Parents can have their children’s “intelligence” genetically enhanced called “lifted” A caste system has been created with the lifted on top, giving the “lifted” children more advantages than those who are not.
What I loved
Ishiguro uses artificial intelligence to explore what it is to be human. Klara is an unforgettable, almost perfect character because she is artificial, and here she is used metaphorically. She has a talent for her perception and observation, and I was fascinated by Klara’s emotional intelligence depth. She experiences positive emotions like empathy, compassion, and kindness and lacks darker ones like jealousy and selfishness. I enjoyed seeing her perception of the events she sees and muses over. She inspires us to muse about ourselves and others. She is a metaphor for what it’s like to love unconditionally and be a perfect parent. I loved the insight Klara teaches us about humans and the themes explored in the story.
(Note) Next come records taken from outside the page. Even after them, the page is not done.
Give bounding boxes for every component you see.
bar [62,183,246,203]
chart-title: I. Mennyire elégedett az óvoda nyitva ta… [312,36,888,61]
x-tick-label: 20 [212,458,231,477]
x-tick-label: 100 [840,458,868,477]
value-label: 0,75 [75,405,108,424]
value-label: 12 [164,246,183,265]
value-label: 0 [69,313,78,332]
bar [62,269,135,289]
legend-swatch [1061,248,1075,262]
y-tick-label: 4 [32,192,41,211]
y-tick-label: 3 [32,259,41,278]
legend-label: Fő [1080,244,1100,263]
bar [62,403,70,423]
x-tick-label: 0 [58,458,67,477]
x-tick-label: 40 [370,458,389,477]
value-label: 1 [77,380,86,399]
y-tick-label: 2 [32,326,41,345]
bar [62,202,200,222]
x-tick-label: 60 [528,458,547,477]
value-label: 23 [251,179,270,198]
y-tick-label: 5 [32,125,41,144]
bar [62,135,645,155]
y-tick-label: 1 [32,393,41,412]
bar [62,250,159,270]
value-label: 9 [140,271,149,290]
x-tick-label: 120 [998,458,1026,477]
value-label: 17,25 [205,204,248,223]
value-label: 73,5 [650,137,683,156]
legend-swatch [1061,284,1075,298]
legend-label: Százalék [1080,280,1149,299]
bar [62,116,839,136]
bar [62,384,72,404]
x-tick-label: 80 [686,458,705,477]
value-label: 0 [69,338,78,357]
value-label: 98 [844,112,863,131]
“It shouldn’t be that surprising, really, though, that an artificial creature could actually solicit our sympathies as much as a human one. Because after all, characters in books are artificial. We’re making that kind of leap anyway. When we read books and you get weepy over the fate of some character, we’re not weeping over a real person. We’ve put ourselves into some kind of space where we’re relating to created beings. At some level, we’re responding metaphorically because we think that it impinges, in some metaphorical relationship to our real lives, I suppose. I never thought it was going to actually be an intrinsic problem in terms of how my readers would feel because my main character was artificial” ~ Ishiguro
“The more I observe, the more feelings become available to me.” ~Klara
Loneliness is one of my favorite themes to explore, and here Klara observes how humans try to fight off loneliness and hide their vulnerability to it.
“They fear loneliness, and that is why they behave as they do” ~ Klara.
What I didn’t love as much
Josie has a mysterious illness is from being “lifted”. Neither is fully explained and for us to draw our conclusions. I was confused and frustrated that I didn’t understand what “lifted” meant. While I love to draw my own conclusions at times I would of liked this explained more in the story.
Klara is almost childlike and naive as she learns the darker things about the human world and sometimes can come across as unconvincing with her childlike faith as she tries to protect Josie.
Ishiguro referred to the story as “a cheerful, optimistic book .”I won’t describe it the same. I thought it was a realistic, profound, and insightful look at the truth that humanity is fundamentally selfish. It’s hard to be optimistic about that, but maybe there is hope for humanity.
Penny for your thoughts. Have you read this one? Want to read it? I will be back with a discussion post.